Authentication
Every request to a Simwood service must be authenticated. Machine-to-machine integrations authenticate with an API key sent as a Bearer token. The same key and mechanism work across every service on the platform.
Get an API key
API keys are issued from the Customer Portal. Keys look like:
sk_live_<48 hex characters>
The full key is shown once, at the moment it is created. Store it securely — Simwood only keeps a hash and cannot show it to you again. If a key is lost or leaked, revoke it and issue a new one.
Keys do not expire and have no refresh flow. Revocation is immediate.
Authenticate a request
Send the key in the Authorization header as a Bearer token:
curl https://api.simwood.com/{service}/{version}/... \
-H "Authorization: Bearer sk_live_abc123..."

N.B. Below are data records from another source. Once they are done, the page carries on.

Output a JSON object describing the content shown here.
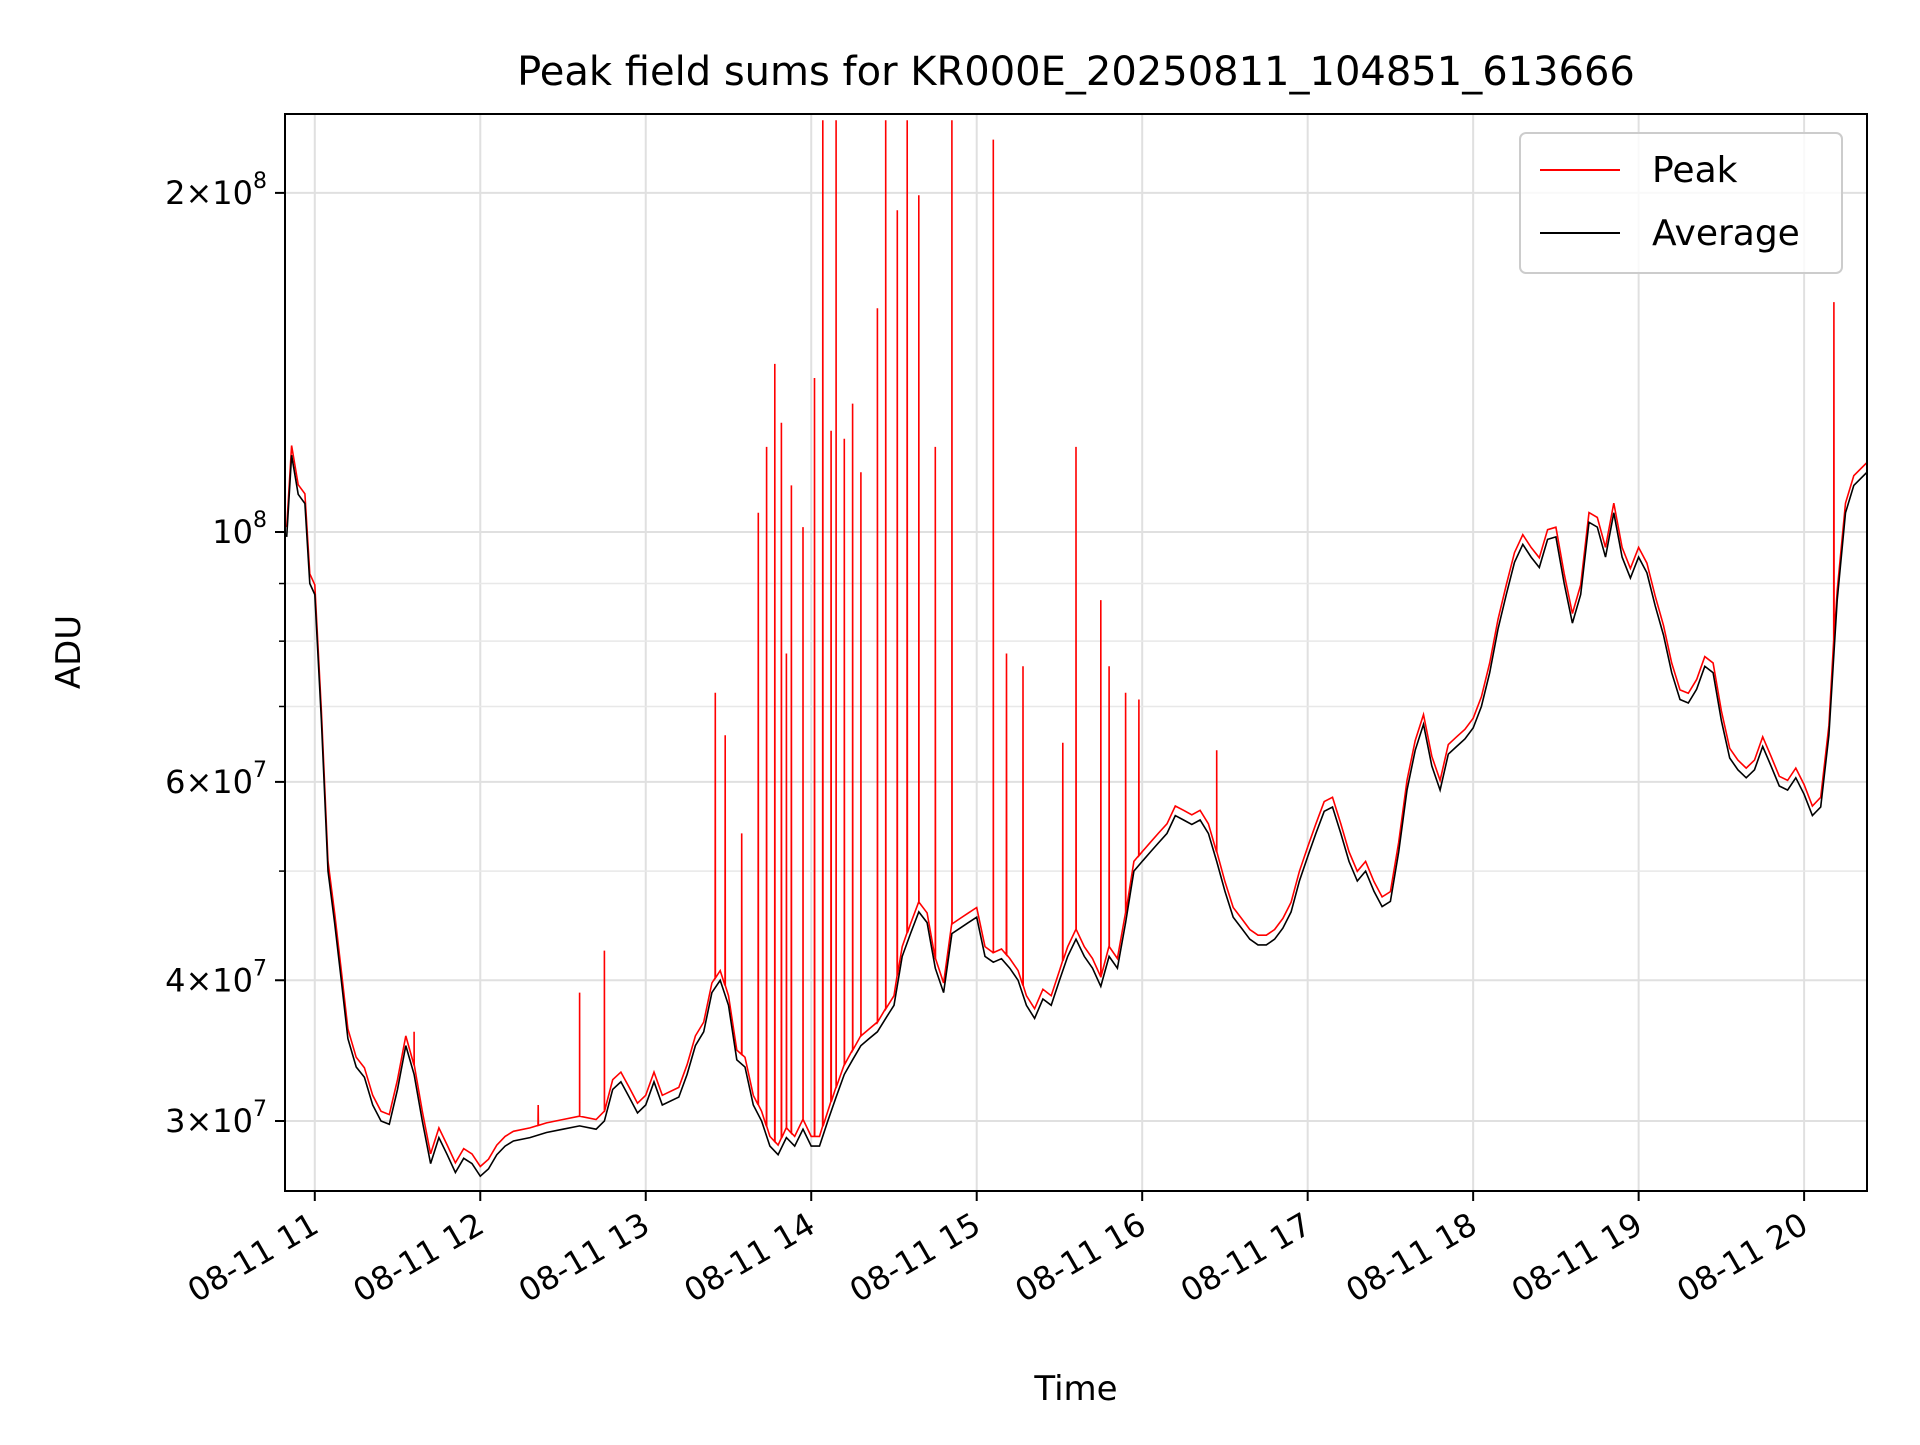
{
  "chart_data": {
    "type": "line",
    "title": "Peak field sums for KR000E_20250811_104851_613666",
    "xlabel": "Time",
    "ylabel": "ADU",
    "yscale": "log",
    "grid": true,
    "legend_position": "top-right",
    "xlim": [
      10.82,
      20.38
    ],
    "ylim": [
      26000000,
      235000000
    ],
    "x_ticks": [
      {
        "value": 11,
        "label": "08-11 11"
      },
      {
        "value": 12,
        "label": "08-11 12"
      },
      {
        "value": 13,
        "label": "08-11 13"
      },
      {
        "value": 14,
        "label": "08-11 14"
      },
      {
        "value": 15,
        "label": "08-11 15"
      },
      {
        "value": 16,
        "label": "08-11 16"
      },
      {
        "value": 17,
        "label": "08-11 17"
      },
      {
        "value": 18,
        "label": "08-11 18"
      },
      {
        "value": 19,
        "label": "08-11 19"
      },
      {
        "value": 20,
        "label": "08-11 20"
      }
    ],
    "y_ticks": [
      {
        "value": 30000000,
        "coef": "3",
        "exp": "7"
      },
      {
        "value": 40000000,
        "coef": "4",
        "exp": "7"
      },
      {
        "value": 60000000,
        "coef": "6",
        "exp": "7"
      },
      {
        "value": 100000000,
        "coef": "",
        "exp": "8"
      },
      {
        "value": 200000000,
        "coef": "2",
        "exp": "8"
      }
    ],
    "y_minor_ticks": [
      50000000,
      70000000,
      80000000,
      90000000
    ],
    "series": [
      {
        "name": "Average",
        "color": "#000000",
        "points": [
          [
            10.83,
            99000000
          ],
          [
            10.86,
            117000000
          ],
          [
            10.9,
            108000000
          ],
          [
            10.94,
            106000000
          ],
          [
            10.97,
            90000000
          ],
          [
            11.0,
            88000000
          ],
          [
            11.04,
            68000000
          ],
          [
            11.08,
            50000000
          ],
          [
            11.12,
            45000000
          ],
          [
            11.16,
            40000000
          ],
          [
            11.2,
            35500000
          ],
          [
            11.25,
            33500000
          ],
          [
            11.3,
            32800000
          ],
          [
            11.35,
            31000000
          ],
          [
            11.4,
            30000000
          ],
          [
            11.45,
            29800000
          ],
          [
            11.5,
            32000000
          ],
          [
            11.55,
            35000000
          ],
          [
            11.6,
            33000000
          ],
          [
            11.65,
            30000000
          ],
          [
            11.7,
            27500000
          ],
          [
            11.75,
            29000000
          ],
          [
            11.8,
            28000000
          ],
          [
            11.85,
            27000000
          ],
          [
            11.9,
            27800000
          ],
          [
            11.95,
            27500000
          ],
          [
            12.0,
            26800000
          ],
          [
            12.05,
            27200000
          ],
          [
            12.1,
            28000000
          ],
          [
            12.15,
            28500000
          ],
          [
            12.2,
            28800000
          ],
          [
            12.3,
            29000000
          ],
          [
            12.4,
            29300000
          ],
          [
            12.5,
            29500000
          ],
          [
            12.6,
            29700000
          ],
          [
            12.7,
            29500000
          ],
          [
            12.75,
            30000000
          ],
          [
            12.8,
            32000000
          ],
          [
            12.85,
            32500000
          ],
          [
            12.9,
            31500000
          ],
          [
            12.95,
            30500000
          ],
          [
            13.0,
            31000000
          ],
          [
            13.05,
            32500000
          ],
          [
            13.1,
            31000000
          ],
          [
            13.2,
            31500000
          ],
          [
            13.25,
            33000000
          ],
          [
            13.3,
            35000000
          ],
          [
            13.35,
            36000000
          ],
          [
            13.4,
            39000000
          ],
          [
            13.45,
            40000000
          ],
          [
            13.5,
            38000000
          ],
          [
            13.55,
            34000000
          ],
          [
            13.6,
            33500000
          ],
          [
            13.65,
            31000000
          ],
          [
            13.7,
            30000000
          ],
          [
            13.75,
            28500000
          ],
          [
            13.8,
            28000000
          ],
          [
            13.85,
            29000000
          ],
          [
            13.9,
            28500000
          ],
          [
            13.95,
            29500000
          ],
          [
            14.0,
            28500000
          ],
          [
            14.05,
            28500000
          ],
          [
            14.1,
            30000000
          ],
          [
            14.15,
            31500000
          ],
          [
            14.2,
            33000000
          ],
          [
            14.25,
            34000000
          ],
          [
            14.3,
            35000000
          ],
          [
            14.35,
            35500000
          ],
          [
            14.4,
            36000000
          ],
          [
            14.45,
            37000000
          ],
          [
            14.5,
            38000000
          ],
          [
            14.55,
            42000000
          ],
          [
            14.6,
            44000000
          ],
          [
            14.65,
            46000000
          ],
          [
            14.7,
            45000000
          ],
          [
            14.75,
            41000000
          ],
          [
            14.8,
            39000000
          ],
          [
            14.85,
            44000000
          ],
          [
            14.9,
            44500000
          ],
          [
            14.95,
            45000000
          ],
          [
            15.0,
            45500000
          ],
          [
            15.05,
            42000000
          ],
          [
            15.1,
            41500000
          ],
          [
            15.15,
            41800000
          ],
          [
            15.2,
            41000000
          ],
          [
            15.25,
            40000000
          ],
          [
            15.3,
            38000000
          ],
          [
            15.35,
            37000000
          ],
          [
            15.4,
            38500000
          ],
          [
            15.45,
            38000000
          ],
          [
            15.5,
            40000000
          ],
          [
            15.55,
            42000000
          ],
          [
            15.6,
            43500000
          ],
          [
            15.65,
            42000000
          ],
          [
            15.7,
            41000000
          ],
          [
            15.75,
            39500000
          ],
          [
            15.8,
            42000000
          ],
          [
            15.85,
            41000000
          ],
          [
            15.9,
            45000000
          ],
          [
            15.95,
            50000000
          ],
          [
            16.0,
            51000000
          ],
          [
            16.05,
            52000000
          ],
          [
            16.1,
            53000000
          ],
          [
            16.15,
            54000000
          ],
          [
            16.2,
            56000000
          ],
          [
            16.25,
            55500000
          ],
          [
            16.3,
            55000000
          ],
          [
            16.35,
            55500000
          ],
          [
            16.4,
            54000000
          ],
          [
            16.45,
            51000000
          ],
          [
            16.5,
            48000000
          ],
          [
            16.55,
            45500000
          ],
          [
            16.6,
            44500000
          ],
          [
            16.65,
            43500000
          ],
          [
            16.7,
            43000000
          ],
          [
            16.75,
            43000000
          ],
          [
            16.8,
            43500000
          ],
          [
            16.85,
            44500000
          ],
          [
            16.9,
            46000000
          ],
          [
            16.95,
            49000000
          ],
          [
            17.0,
            51500000
          ],
          [
            17.05,
            54000000
          ],
          [
            17.1,
            56500000
          ],
          [
            17.15,
            57000000
          ],
          [
            17.2,
            54000000
          ],
          [
            17.25,
            51000000
          ],
          [
            17.3,
            49000000
          ],
          [
            17.35,
            50000000
          ],
          [
            17.4,
            48000000
          ],
          [
            17.45,
            46500000
          ],
          [
            17.5,
            47000000
          ],
          [
            17.55,
            52000000
          ],
          [
            17.6,
            59000000
          ],
          [
            17.65,
            64000000
          ],
          [
            17.7,
            67500000
          ],
          [
            17.75,
            62000000
          ],
          [
            17.8,
            59000000
          ],
          [
            17.85,
            63500000
          ],
          [
            17.9,
            64500000
          ],
          [
            17.95,
            65500000
          ],
          [
            18.0,
            67000000
          ],
          [
            18.05,
            70000000
          ],
          [
            18.1,
            75000000
          ],
          [
            18.15,
            82000000
          ],
          [
            18.2,
            88000000
          ],
          [
            18.25,
            94000000
          ],
          [
            18.3,
            97500000
          ],
          [
            18.35,
            95000000
          ],
          [
            18.4,
            93000000
          ],
          [
            18.45,
            98500000
          ],
          [
            18.5,
            99000000
          ],
          [
            18.55,
            90000000
          ],
          [
            18.6,
            83000000
          ],
          [
            18.65,
            88000000
          ],
          [
            18.7,
            102000000
          ],
          [
            18.75,
            101000000
          ],
          [
            18.8,
            95000000
          ],
          [
            18.85,
            104000000
          ],
          [
            18.9,
            95000000
          ],
          [
            18.95,
            91000000
          ],
          [
            19.0,
            95000000
          ],
          [
            19.05,
            92000000
          ],
          [
            19.1,
            86000000
          ],
          [
            19.15,
            81000000
          ],
          [
            19.2,
            75000000
          ],
          [
            19.25,
            71000000
          ],
          [
            19.3,
            70500000
          ],
          [
            19.35,
            72500000
          ],
          [
            19.4,
            76000000
          ],
          [
            19.45,
            75000000
          ],
          [
            19.5,
            68000000
          ],
          [
            19.55,
            63000000
          ],
          [
            19.6,
            61500000
          ],
          [
            19.65,
            60500000
          ],
          [
            19.7,
            61500000
          ],
          [
            19.75,
            64500000
          ],
          [
            19.8,
            62000000
          ],
          [
            19.85,
            59500000
          ],
          [
            19.9,
            59000000
          ],
          [
            19.95,
            60500000
          ],
          [
            20.0,
            58500000
          ],
          [
            20.05,
            56000000
          ],
          [
            20.1,
            57000000
          ],
          [
            20.15,
            66000000
          ],
          [
            20.2,
            87000000
          ],
          [
            20.25,
            104000000
          ],
          [
            20.3,
            110000000
          ],
          [
            20.38,
            113000000
          ]
        ]
      },
      {
        "name": "Peak",
        "color": "#ff0000",
        "spikes": [
          [
            11.6,
            36000000
          ],
          [
            12.35,
            31000000
          ],
          [
            12.6,
            39000000
          ],
          [
            12.75,
            42500000
          ],
          [
            13.42,
            72000000
          ],
          [
            13.48,
            66000000
          ],
          [
            13.58,
            54000000
          ],
          [
            13.68,
            104000000
          ],
          [
            13.73,
            119000000
          ],
          [
            13.78,
            141000000
          ],
          [
            13.82,
            125000000
          ],
          [
            13.85,
            78000000
          ],
          [
            13.88,
            110000000
          ],
          [
            13.95,
            101000000
          ],
          [
            14.02,
            137000000
          ],
          [
            14.07,
            232000000
          ],
          [
            14.12,
            123000000
          ],
          [
            14.15,
            232000000
          ],
          [
            14.2,
            121000000
          ],
          [
            14.25,
            130000000
          ],
          [
            14.3,
            113000000
          ],
          [
            14.4,
            158000000
          ],
          [
            14.45,
            232000000
          ],
          [
            14.52,
            193000000
          ],
          [
            14.58,
            232000000
          ],
          [
            14.65,
            199000000
          ],
          [
            14.75,
            119000000
          ],
          [
            14.85,
            232000000
          ],
          [
            15.1,
            223000000
          ],
          [
            15.18,
            78000000
          ],
          [
            15.28,
            76000000
          ],
          [
            15.52,
            65000000
          ],
          [
            15.6,
            119000000
          ],
          [
            15.75,
            87000000
          ],
          [
            15.8,
            76000000
          ],
          [
            15.9,
            72000000
          ],
          [
            15.98,
            71000000
          ],
          [
            16.45,
            64000000
          ],
          [
            20.18,
            160000000
          ]
        ]
      }
    ]
  }
}
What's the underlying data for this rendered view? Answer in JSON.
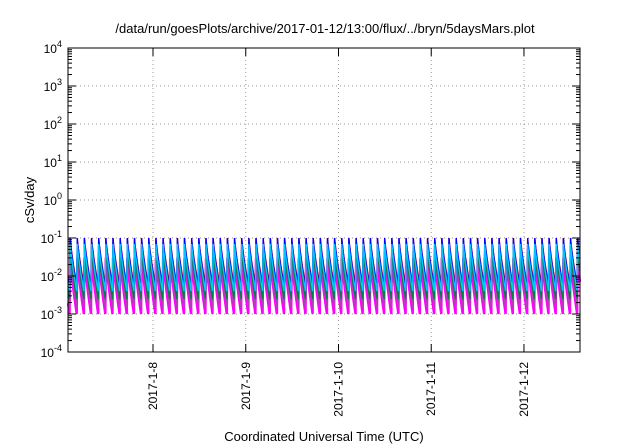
{
  "chart_data": {
    "type": "line",
    "title": "/data/run/goesPlots/archive/2017-01-12/13:00/flux/../bryn/5daysMars.plot",
    "xlabel": "Coordinated Universal Time (UTC)",
    "ylabel": "cSv/day",
    "yscale": "log",
    "ylim": [
      0.0001,
      10000
    ],
    "xlim": [
      "2017-01-07 02:00",
      "2017-01-12 14:30"
    ],
    "y_ticks": [
      {
        "base": "10",
        "exp": "4"
      },
      {
        "base": "10",
        "exp": "3"
      },
      {
        "base": "10",
        "exp": "2"
      },
      {
        "base": "10",
        "exp": "1"
      },
      {
        "base": "10",
        "exp": "0"
      },
      {
        "base": "10",
        "exp": "-1"
      },
      {
        "base": "10",
        "exp": "-2"
      },
      {
        "base": "10",
        "exp": "-3"
      },
      {
        "base": "10",
        "exp": "-4"
      }
    ],
    "x_ticks": [
      "2017-1-8",
      "2017-1-9",
      "2017-1-10",
      "2017-1-11",
      "2017-1-12"
    ],
    "grid": true,
    "legend": "none",
    "series_colors": [
      "#ff00ff",
      "#b040b0",
      "#ff0000",
      "#00a0a0",
      "#0000ff",
      "#008040",
      "#00c8ff"
    ],
    "oscillation_period_hours": 1.85,
    "series": [
      {
        "color": "#ff00ff",
        "peak": 0.03,
        "trough": 0.001
      },
      {
        "color": "#b040b0",
        "peak": 0.04,
        "trough": 0.0015
      },
      {
        "color": "#ff0000",
        "peak": 0.1,
        "trough": 0.006
      },
      {
        "color": "#00a0a0",
        "peak": 0.06,
        "trough": 0.003
      },
      {
        "color": "#0000ff",
        "peak": 0.1,
        "trough": 0.005
      },
      {
        "color": "#008040",
        "peak": 0.05,
        "trough": 0.0025
      },
      {
        "color": "#00c8ff",
        "peak": 0.07,
        "trough": 0.004
      }
    ]
  }
}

You can also paste a key into the Test Request panel in any service's API reference to try endpoints live from your browser.
Scopes
Authentication proves who you are; scopes control what you can do. Each key is granted a set of scopes following the pattern resource:action:
| Action | Grants |
|---|---|
<service>:read |
Read operations — list and retrieve resources |
<service>:write |
Create and modify resources |
<service>:delete |
Delete resources |
<service>:admin |
Administrative operations |
Each service defines its own scopes under its own name — for example, the Conversation Intelligence service uses intelligence:read, intelligence:write, and so on. See a service's pages for the exact scopes it defines.
A request made with a key that lacks the required scope is rejected with 403 Forbidden. Request the scopes you need when you create a key in the portal.
For the JSON error shape returned on authentication and authorization failures, see Platform conventions.